If we looked to Thoreau for research policy advice–and I may be the only one in recent memory to do so–we (meaning me, I suppose) might latch onto this simple statement:

What good I do, in the common sense of that word, must be aside from my main path, and for the most part wholly unintended.

It may be that research is also of this nature. Rather than being a directed, professional activity, full of credentials, competitive grant proposals, and sufficient funding and standing to be invited to talk at conferences full of others envious of one’s resources and publications, productive research might be something “aside from the main path” and its consequences “for the most part wholly unintended.” Absurd? Is it? Or is it absurd to think we can do a thing that is a description of the consequence of some other thing? Does it really help to call something “research” before you do it? Or is it “research” because afterwards, it was clear that this is what you did? I might add that Vannevar Bush made a case for much the same thing as Thoreau points out: what a team working on a problem in the interest of an area of endeavor but outside the control of its establishment might draw on will come from unexpected places, and be created by people with unexpected credentials–it may be academics, or industry scientists, or gadgeteers who messed with radios or automobiles or college mug books or 3d printers.

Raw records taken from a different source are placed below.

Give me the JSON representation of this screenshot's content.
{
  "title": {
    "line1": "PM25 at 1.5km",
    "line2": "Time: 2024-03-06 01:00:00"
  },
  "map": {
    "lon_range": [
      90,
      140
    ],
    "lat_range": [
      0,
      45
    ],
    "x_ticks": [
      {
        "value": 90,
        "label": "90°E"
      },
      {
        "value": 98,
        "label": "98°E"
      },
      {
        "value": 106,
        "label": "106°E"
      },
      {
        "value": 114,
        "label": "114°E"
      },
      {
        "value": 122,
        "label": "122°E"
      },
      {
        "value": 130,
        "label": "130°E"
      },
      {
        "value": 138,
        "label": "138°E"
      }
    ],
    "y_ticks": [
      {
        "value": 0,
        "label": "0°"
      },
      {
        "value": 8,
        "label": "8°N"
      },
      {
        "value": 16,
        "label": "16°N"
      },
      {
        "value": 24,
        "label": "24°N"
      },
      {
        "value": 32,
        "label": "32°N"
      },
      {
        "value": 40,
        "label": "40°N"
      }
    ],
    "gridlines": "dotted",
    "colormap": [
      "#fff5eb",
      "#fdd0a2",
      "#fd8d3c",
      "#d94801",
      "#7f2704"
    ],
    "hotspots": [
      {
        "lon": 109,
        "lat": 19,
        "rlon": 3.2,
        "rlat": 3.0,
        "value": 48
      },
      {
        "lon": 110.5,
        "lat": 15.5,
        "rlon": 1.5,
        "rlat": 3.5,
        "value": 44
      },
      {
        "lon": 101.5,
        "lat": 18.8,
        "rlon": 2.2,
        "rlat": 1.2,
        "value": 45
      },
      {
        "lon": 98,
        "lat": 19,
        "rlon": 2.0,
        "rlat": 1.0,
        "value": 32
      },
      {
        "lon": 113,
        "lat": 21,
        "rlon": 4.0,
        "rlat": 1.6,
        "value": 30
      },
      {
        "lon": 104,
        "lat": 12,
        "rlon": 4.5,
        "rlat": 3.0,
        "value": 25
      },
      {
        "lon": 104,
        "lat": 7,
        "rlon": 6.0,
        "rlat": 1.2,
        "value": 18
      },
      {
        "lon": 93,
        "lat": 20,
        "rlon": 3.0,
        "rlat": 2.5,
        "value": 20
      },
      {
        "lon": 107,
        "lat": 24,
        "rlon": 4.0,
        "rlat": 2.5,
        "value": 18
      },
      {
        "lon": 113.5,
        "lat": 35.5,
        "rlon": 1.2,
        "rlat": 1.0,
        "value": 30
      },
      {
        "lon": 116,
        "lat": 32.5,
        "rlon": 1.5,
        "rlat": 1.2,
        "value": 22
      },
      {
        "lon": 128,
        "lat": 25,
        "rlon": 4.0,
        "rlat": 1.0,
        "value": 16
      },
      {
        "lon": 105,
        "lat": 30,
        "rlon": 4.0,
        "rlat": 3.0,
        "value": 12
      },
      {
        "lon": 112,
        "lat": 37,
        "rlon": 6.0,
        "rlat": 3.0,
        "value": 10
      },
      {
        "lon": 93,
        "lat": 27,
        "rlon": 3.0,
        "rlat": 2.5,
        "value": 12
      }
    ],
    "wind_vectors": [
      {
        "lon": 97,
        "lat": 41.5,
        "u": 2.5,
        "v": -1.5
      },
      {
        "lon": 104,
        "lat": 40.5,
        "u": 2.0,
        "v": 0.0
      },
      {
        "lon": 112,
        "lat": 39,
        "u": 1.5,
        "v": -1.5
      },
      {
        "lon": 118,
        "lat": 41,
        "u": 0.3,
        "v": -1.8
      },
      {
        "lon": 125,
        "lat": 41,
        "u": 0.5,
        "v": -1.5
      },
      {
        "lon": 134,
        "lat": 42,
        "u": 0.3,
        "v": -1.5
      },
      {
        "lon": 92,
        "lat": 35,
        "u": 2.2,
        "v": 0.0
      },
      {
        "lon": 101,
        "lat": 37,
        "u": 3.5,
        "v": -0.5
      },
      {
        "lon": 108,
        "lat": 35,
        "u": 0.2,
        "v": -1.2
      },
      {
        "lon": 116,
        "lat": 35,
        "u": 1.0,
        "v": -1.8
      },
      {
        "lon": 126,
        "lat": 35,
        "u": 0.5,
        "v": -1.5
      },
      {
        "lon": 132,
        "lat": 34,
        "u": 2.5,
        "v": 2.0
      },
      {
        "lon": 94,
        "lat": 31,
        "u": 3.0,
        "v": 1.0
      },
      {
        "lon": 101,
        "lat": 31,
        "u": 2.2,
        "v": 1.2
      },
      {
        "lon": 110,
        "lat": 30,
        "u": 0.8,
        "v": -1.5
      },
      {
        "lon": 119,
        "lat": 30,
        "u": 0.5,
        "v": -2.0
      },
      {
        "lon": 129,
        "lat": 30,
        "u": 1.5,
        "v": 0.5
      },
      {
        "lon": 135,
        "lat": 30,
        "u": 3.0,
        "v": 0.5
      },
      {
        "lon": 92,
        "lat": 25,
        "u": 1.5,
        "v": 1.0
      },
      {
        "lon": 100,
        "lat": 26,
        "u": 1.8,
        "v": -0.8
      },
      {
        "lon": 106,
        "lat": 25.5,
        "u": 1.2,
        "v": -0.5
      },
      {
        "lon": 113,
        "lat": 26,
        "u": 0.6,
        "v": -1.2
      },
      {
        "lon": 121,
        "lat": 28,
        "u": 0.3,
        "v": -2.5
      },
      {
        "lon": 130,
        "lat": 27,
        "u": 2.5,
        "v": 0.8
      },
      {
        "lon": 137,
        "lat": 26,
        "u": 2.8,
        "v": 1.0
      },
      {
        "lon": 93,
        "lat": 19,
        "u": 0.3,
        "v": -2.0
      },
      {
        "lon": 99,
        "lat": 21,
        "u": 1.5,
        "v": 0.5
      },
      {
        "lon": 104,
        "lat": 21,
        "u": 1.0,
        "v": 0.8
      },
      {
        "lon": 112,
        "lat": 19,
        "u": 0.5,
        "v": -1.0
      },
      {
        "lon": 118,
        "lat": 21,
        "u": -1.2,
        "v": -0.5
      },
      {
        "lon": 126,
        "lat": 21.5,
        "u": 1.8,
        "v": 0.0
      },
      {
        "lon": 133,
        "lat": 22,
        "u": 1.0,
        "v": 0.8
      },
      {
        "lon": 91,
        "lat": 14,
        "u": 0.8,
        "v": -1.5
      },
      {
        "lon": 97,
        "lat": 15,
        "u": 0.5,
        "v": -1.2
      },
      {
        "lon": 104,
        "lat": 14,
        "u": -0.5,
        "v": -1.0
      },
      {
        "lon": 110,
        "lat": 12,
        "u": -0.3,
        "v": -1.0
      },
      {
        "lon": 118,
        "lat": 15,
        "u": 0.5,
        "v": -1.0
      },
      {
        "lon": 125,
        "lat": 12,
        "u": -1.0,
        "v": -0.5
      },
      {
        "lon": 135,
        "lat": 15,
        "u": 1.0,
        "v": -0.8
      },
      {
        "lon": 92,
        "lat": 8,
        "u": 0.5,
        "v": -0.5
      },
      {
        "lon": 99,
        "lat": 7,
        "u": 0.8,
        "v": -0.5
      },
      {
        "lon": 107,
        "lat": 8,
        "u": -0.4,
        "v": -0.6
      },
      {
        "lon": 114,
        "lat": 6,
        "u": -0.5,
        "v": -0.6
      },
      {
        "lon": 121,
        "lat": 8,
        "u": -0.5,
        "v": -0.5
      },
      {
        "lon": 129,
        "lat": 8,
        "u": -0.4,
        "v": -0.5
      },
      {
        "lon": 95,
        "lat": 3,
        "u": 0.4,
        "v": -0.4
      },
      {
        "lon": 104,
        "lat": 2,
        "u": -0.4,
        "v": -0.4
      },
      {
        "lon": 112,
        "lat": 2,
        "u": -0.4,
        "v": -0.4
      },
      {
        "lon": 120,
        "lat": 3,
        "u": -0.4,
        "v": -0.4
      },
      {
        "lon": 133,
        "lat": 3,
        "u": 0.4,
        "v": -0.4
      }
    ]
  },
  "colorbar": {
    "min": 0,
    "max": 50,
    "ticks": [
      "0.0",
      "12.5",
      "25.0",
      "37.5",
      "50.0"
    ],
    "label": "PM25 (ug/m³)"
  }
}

How does one go about accounting for such associations, or teams, or efforts?

The Battelle report suggests that spending on R&D is important, that more is better than less, and that all aspects of R&D must be spent upon to enable a linear model to create an ecosystem, and if that happens, clusters will break out everywhere, money will flow like honey, and some portion of that can be invested back in yet more research. I believe it, I really do, but only for a moment.